La grève des professeurs de l’UQAM

2009/05/20 | Par Louis Gill

L'auteur a été professeur au Département des sciences économiques de l’UQAM de 1970 à 2001. Il a occupé diverses fonctions à la direction du Syndicat des professeurs au cours de cette période


Quand j’ai su que plusieurs membres du Comité exécutif du Syndicat des professeurs de l’UQAM avaient voté contre l’entente négociée qui a été entérinée par l’Assemblée générale avec une majorité de 91 %, j’ai eu un choc. Ma réaction spontanée a été de dire : bravo ! Si j’avais eu à voter sur cette entente, j’aurais moi aussi voté contre, sans hésitation.

Très loin du compte

Pourquoi fallait-il rejeter cette entente ? D’abord, parce qu’elle est très loin de répondre aux demandes syndicales sur les deux grandes questions qui ont motivé une grève de sept semaines hebdomadairement reconduite avec des majorités de plus de 90 % : le dramatique déficit de postes évalué à 300 et le déficit salarial de 5 % par rapport aux autres constituantes de l’Université du Québec et de 10 % par rapport à la moyenne des universités québécoises. Sur le plan des postes, leur nombre ne sera augmenté au total que de 145… dans cinq ans ! Cela représente une augmentation annuelle moyenne de 2,7 % qui sera en partie compensée par la hausse des effectifs étudiants, de sorte que le rapport étudiants/professeurs aura à peine diminué au terme de cette période. Quant aux salaires, ils seront toujours inférieurs de 3 % à ceux de l’UQAC le 1er juin 2012. Avec l’entente qui vient d’être conclue, l’UQAM demeure l’université des chargés de cours et du cheap labour.

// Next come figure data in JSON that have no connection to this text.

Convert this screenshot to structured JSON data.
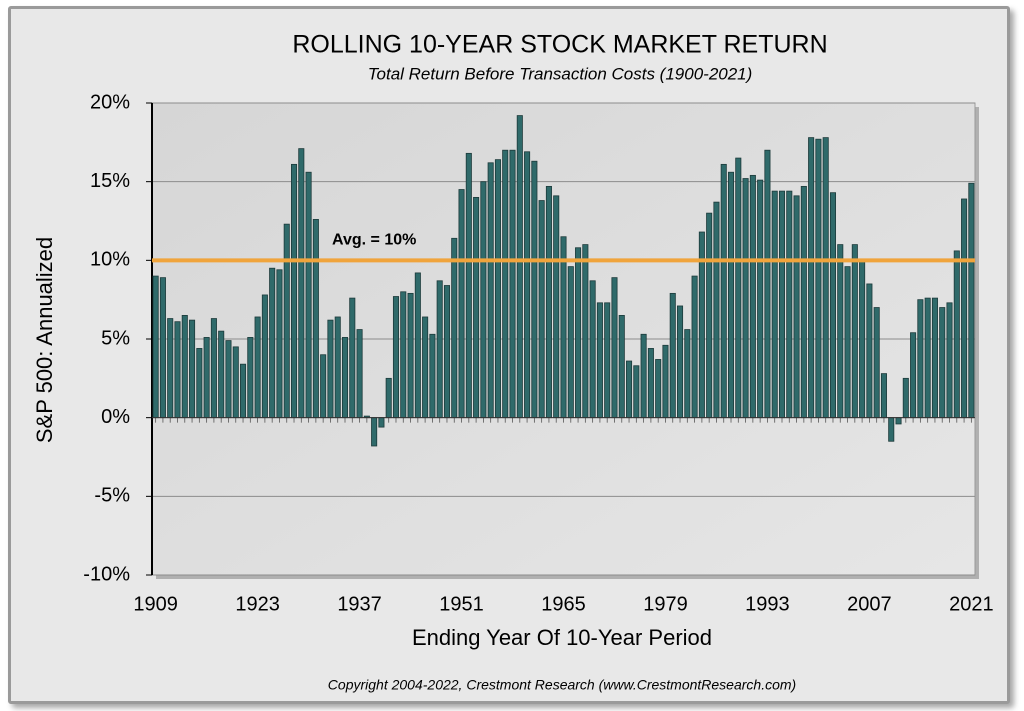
{
  "chart_data": {
    "type": "bar",
    "title": "ROLLING 10-YEAR STOCK MARKET RETURN",
    "subtitle": "Total Return Before Transaction Costs (1900-2021)",
    "x_label": "Ending Year Of 10-Year Period",
    "y_label": "S&P 500: Annualized",
    "copyright": "Copyright 2004-2022, Crestmont Research (www.CrestmontResearch.com)",
    "color": "#2f6a6a",
    "grid": true,
    "average": {
      "value": 10,
      "label": "Avg. = 10%",
      "color": "#f0a43c"
    },
    "ylim": [
      -10,
      20
    ],
    "yticks": [
      {
        "value": -10,
        "label": "-10%"
      },
      {
        "value": -5,
        "label": "-5%"
      },
      {
        "value": 0,
        "label": "0%"
      },
      {
        "value": 5,
        "label": "5%"
      },
      {
        "value": 10,
        "label": "10%"
      },
      {
        "value": 15,
        "label": "15%"
      },
      {
        "value": 20,
        "label": "20%"
      }
    ],
    "categories": [
      "1909",
      null,
      null,
      null,
      null,
      null,
      null,
      null,
      null,
      null,
      null,
      null,
      null,
      null,
      "1923",
      null,
      null,
      null,
      null,
      null,
      null,
      null,
      null,
      null,
      null,
      null,
      null,
      null,
      "1937",
      null,
      null,
      null,
      null,
      null,
      null,
      null,
      null,
      null,
      null,
      null,
      null,
      null,
      "1951",
      null,
      null,
      null,
      null,
      null,
      null,
      null,
      null,
      null,
      null,
      null,
      null,
      null,
      "1965",
      null,
      null,
      null,
      null,
      null,
      null,
      null,
      null,
      null,
      null,
      null,
      null,
      null,
      "1979",
      null,
      null,
      null,
      null,
      null,
      null,
      null,
      null,
      null,
      null,
      null,
      null,
      null,
      "1993",
      null,
      null,
      null,
      null,
      null,
      null,
      null,
      null,
      null,
      null,
      null,
      null,
      null,
      "2007",
      null,
      null,
      null,
      null,
      null,
      null,
      null,
      null,
      null,
      null,
      null,
      null,
      null,
      "2021"
    ],
    "values": [
      9.0,
      8.9,
      6.3,
      6.1,
      6.5,
      6.2,
      4.4,
      5.1,
      6.3,
      5.5,
      4.9,
      4.5,
      3.4,
      5.1,
      6.4,
      7.8,
      9.5,
      9.4,
      12.3,
      16.1,
      17.1,
      15.6,
      12.6,
      4.0,
      6.2,
      6.4,
      5.1,
      7.6,
      5.6,
      0.1,
      -1.8,
      -0.6,
      2.5,
      7.7,
      8.0,
      7.9,
      9.2,
      6.4,
      5.3,
      8.7,
      8.4,
      11.4,
      14.5,
      16.8,
      14.0,
      15.0,
      16.2,
      16.4,
      17.0,
      17.0,
      19.2,
      16.9,
      16.3,
      13.8,
      14.7,
      14.1,
      11.5,
      9.6,
      10.8,
      11.0,
      8.7,
      7.3,
      7.3,
      8.9,
      6.5,
      3.6,
      3.3,
      5.3,
      4.4,
      3.7,
      4.6,
      7.9,
      7.1,
      5.6,
      9.0,
      11.8,
      13.0,
      13.7,
      16.1,
      15.6,
      16.5,
      15.2,
      15.4,
      15.1,
      17.0,
      14.4,
      14.4,
      14.4,
      14.1,
      14.7,
      17.8,
      17.7,
      17.8,
      14.3,
      11.0,
      9.6,
      11.0,
      10.0,
      8.5,
      7.0,
      2.8,
      -1.5,
      -0.4,
      2.5,
      5.4,
      7.5,
      7.6,
      7.6,
      7.0,
      7.3,
      10.6,
      13.9,
      14.9
    ]
  }
}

Le statut des doyens : une défaite majeure


L’entente prévoit par ailleurs que les doyens de faculté, qui étaient jusqu’ici des professeurs membres de l’unité d’accréditation syndicale, seront dorénavant des cadres. Cela n’est pas un fait divers. Cette modification tourne la page de quarante ans d’efforts pour garantir un fonctionnement démocratique et collégial par la désignation, à la direction de toutes les unités académiques, d’un membre de l’unité d’accréditation syndicale professorale et non d’un membre de la direction administrative. Ce qui, depuis le début, a distingué l’UQAM et les autres constituantes de l’UQ, est la structure de la prise des décisions, qui a procédé jusqu’ici de la base vers le sommet et non l’inverse. Les directeurs de département par exemple puisent leurs mandats de l’Assemblée départementale et agissent comme porte-parole de l’assemblée auprès de la direction de l’université. Ils ne sont pas des donneurs d’ordres relayant les directives venues d’en haut.

Dès l’octroi, en 1970, de l’accréditation syndicale ainsi définie, l’administration en avait appelé de cette décision, qui a été confirmée peu après par le tribunal du Travail. Continuellement par la suite, le Syndicat des professeurs a dû défendre cet acquis contre les velléités administratives de le remettre en question. La plus récente de ces tentatives est la création des facultés en 1998, sous le rectorat de Paule Leduc qui souhaitait des doyens cadres à leur direction. À la suite d’un long débat, le corps professoral s’était majoritairement prononcé en faveur du statut de doyens membres de l’unité d’accréditation, qui est demeuré en vigueur jusqu’à aujourd’hui. L’entente qui vient d’être conclue donne à l’administration sa première victoire en quarante ans pour inverser la structure de la prise des décisions à l’UQAM.

Un recul de l’UQAM collégiale


Force est de constater que cela porte un coup sérieux à la conception de l’UQAM collégiale et démocratique que nous avons connue jusqu’ici. L’entente ne verse qu’un baume illusoire sur la plaie en prévoyant la mise sur pied d’un comité de la quadrature du cercle, dont le mandat serait de définir des dispositions à inclure dans la convention collective, affirmant « le respect des principes de collégialité, de gestion participative et d’autonomie des unités académiques que regroupent les facultés », le tout sous la direction… d’un doyen cadre !

Ce renforcement de la place des cadres dans la vie quotidienne des instances académiques s’inscrit tout à fait dans la tendance promue par la ministre Courchesne et les spécialistes de la « gouvernance » universitaire, qui vise à mettre en échec la gestion collégiale en donnant un poids prépondérant aux représentants extérieurs, provenant le plus souvent du monde des affaires, aux instances supérieures de gestion des universités.
Triste conclusion d’une grève qui a été un modèle de mobilisation, d’engagement à défendre l’UQAM et à réclamer ce qu’il lui faut pour réaliser sa mission.